Maintenance treatment of bipolar I disorder as an adjunct to lithium or valproate: Continue treatment at the same dose on which the patient was initially stabilized, within the range of 40-80 mg twice daily.

Acute treatment of agitation associated with schizophrenia (intramuscular administration): 10 mg-20 mg up to a maximum dose of 40 mg per day. Doses of 10 mg may be administered every 2 hours. Doses of 20 mg may be administered every 4 hours.

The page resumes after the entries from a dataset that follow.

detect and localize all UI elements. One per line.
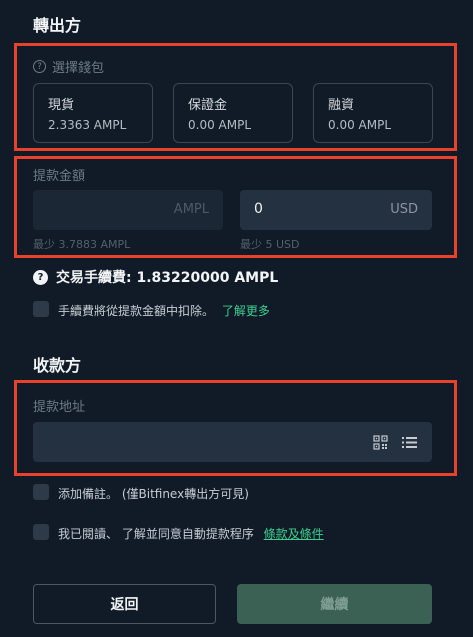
amount-label: 提款金額 [33, 169, 86, 184]
ampl-currency-suffix: AMPL [173, 202, 209, 217]
address-list-icon[interactable] [402, 435, 417, 450]
fee-row: ? 交易手續費: 1.83220000 AMPL [33, 267, 278, 287]
continue-button[interactable]: 繼續 [237, 584, 432, 624]
wallet-name: 融資 [328, 98, 355, 113]
wallet-card-funding[interactable]: 融資 0.00 AMPL [313, 83, 433, 143]
wallet-name: 現貨 [48, 98, 75, 113]
usd-currency-suffix: USD [390, 202, 418, 217]
wallet-card-margin[interactable]: 保證金 0.00 AMPL [173, 83, 293, 143]
usd-min-hint: 最少 5 USD [240, 238, 300, 251]
wallet-balance: 0.00 AMPL [188, 118, 252, 132]
qr-code-icon[interactable] [373, 435, 388, 450]
usd-amount-input[interactable]: 0 USD [240, 190, 432, 230]
help-circle-icon[interactable]: ? [33, 60, 46, 73]
memo-text: 添加備註。 (僅Bitfinex轉出方可見) [58, 487, 249, 501]
address-label: 提款地址 [33, 400, 86, 415]
help-circle-icon[interactable]: ? [33, 269, 48, 285]
ampl-min-hint: 最少 3.7883 AMPL [33, 238, 131, 251]
deduct-fee-checkbox[interactable] [33, 301, 49, 317]
back-button[interactable]: 返回 [33, 584, 216, 624]
wallet-label-row: ? 選擇錢包 [33, 57, 104, 76]
fee-text: 交易手續費: 1.83220000 AMPL [56, 270, 279, 286]
deduct-fee-row: 手續費將從提款金額中扣除。 了解更多 [58, 302, 270, 319]
wallet-card-exchange[interactable]: 現貨 2.3363 AMPL [33, 83, 153, 143]
agree-terms-row: 我已閱讀、 了解並同意自動提款程序 條款及條件 [58, 525, 324, 542]
terms-link[interactable]: 條款及條件 [264, 527, 324, 541]
wallet-balance: 0.00 AMPL [328, 118, 392, 132]
agree-terms-checkbox[interactable] [33, 524, 49, 540]
wallet-label: 選擇錢包 [52, 61, 105, 76]
learn-more-link[interactable]: 了解更多 [222, 304, 270, 318]
usd-input-value: 0 [254, 201, 263, 217]
wallet-balance: 2.3363 AMPL [48, 118, 127, 132]
memo-checkbox[interactable] [33, 484, 49, 500]
receiver-title: 收款方 [33, 356, 82, 375]
wallet-name: 保證金 [188, 98, 228, 113]
deduct-fee-text: 手續費將從提款金額中扣除。 [58, 304, 215, 318]
ampl-amount-input[interactable]: AMPL [33, 190, 223, 230]
sender-title: 轉出方 [33, 16, 82, 35]
agree-terms-text: 我已閱讀、 了解並同意自動提款程序 [58, 527, 254, 541]
address-input[interactable] [33, 422, 432, 462]
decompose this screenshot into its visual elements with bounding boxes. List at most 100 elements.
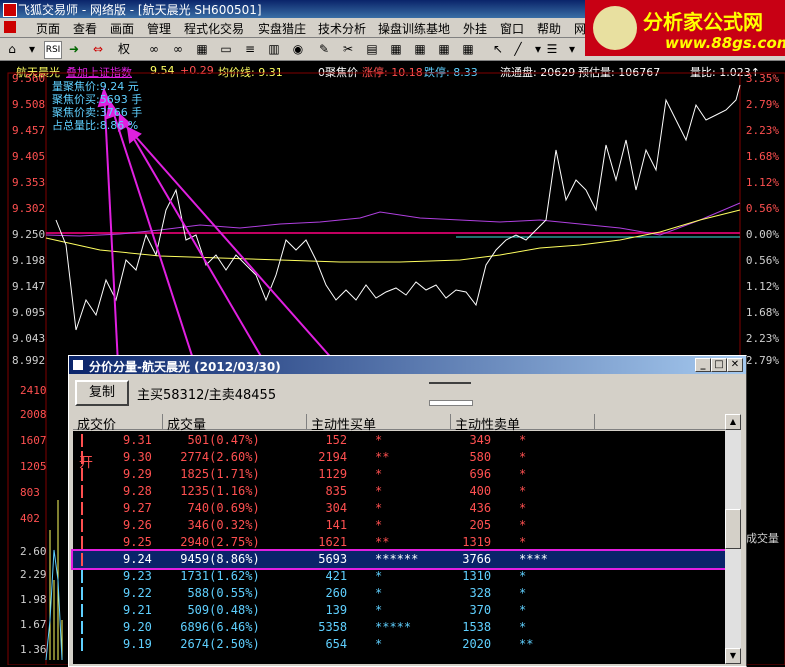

• Schizophrenia: Somnolence, respiratory tract infection.
• Manic and Mixed Episodes Associated with Bipolar Disorder: Somnolence, extrapyramidal symptoms, dizziness, akathisia, abnormal vision, asthenia, vomiting.
• Intramuscular administration (≥5% and at least twice the lowest intramuscular ziprasidone group): Headache, nausea, somnolence.

Somnolence

Dizziness

Vomiting

Headache

• QT Interval Prolongation: Ziprasidone use should be avoided in patients with bradycardia, hypokalemia or hypomagnesemia, congenital prolongation of the QT interval, or in combination with other drugs that have demonstrated QT prolongation. 
• Neuroleptic Malignant Syndrome (NMS): Potentially fatal symptom complex has been reported with antipsychotic drugs. Manage with immediate discontinuation of drug and close monitoring.
• Drug Reaction with Eosinophilia and Systemic Symptoms (DRESS) has been reported with Ziprasidone exposure. DRESS is sometimes fatal. Discontinue Ziprasidone if DRESS is suspected.
• Tardive Dyskinesia: May develop acutely or chronically. 
• Metabolic Changes: Atypical antipsychotic drugs have been associated with metabolic changes that may increase cardiovascular/ cerebrovascular risk. These metabolic changes include hyperglycemia, dyslipidemia, and weight gain.
• Hyperglycemia and Diabetes Mellitus (DM): Monitor all patients for symptoms of hyperglycemia including polydipsia, polyuria, polyphagia, and weakness. Patients with DM risk factors should undergo blood glucose testing before and during treatment.
• Dyslipidemia: Undesirable alterations have been observed in patients treated with atypical antipsychotics.
• Weight Gain: Weight gain has been reported. Monitor weight gain.
• Rash: Discontinue in patients who develop a rash without an identified cause.
• Orthostatic Hypotension: Use with caution in patients with known cardiovascular or cerebrovascular disease. 
• Leukopenia, Neutropenia, and Agranulocytosis has been reported with antipsychotics. Patients with a pre-existing low white blood cell count (WBC) or a history of leukopenia/neutropenia should have their complete blood count (CBC) monitored frequently during the first few months of therapy and should discontinue Ziprasidone at the first sign of a decline in WBC in the absence of other causative factors.
• Seizures: Use cautiously in patients with a history of seizures or with conditions that lower seizure threshold.
• Potential for Cognitive and Motor impairment: Patients should use caution when operating machinery.
• Suicide: Closely supervise high-risk patients.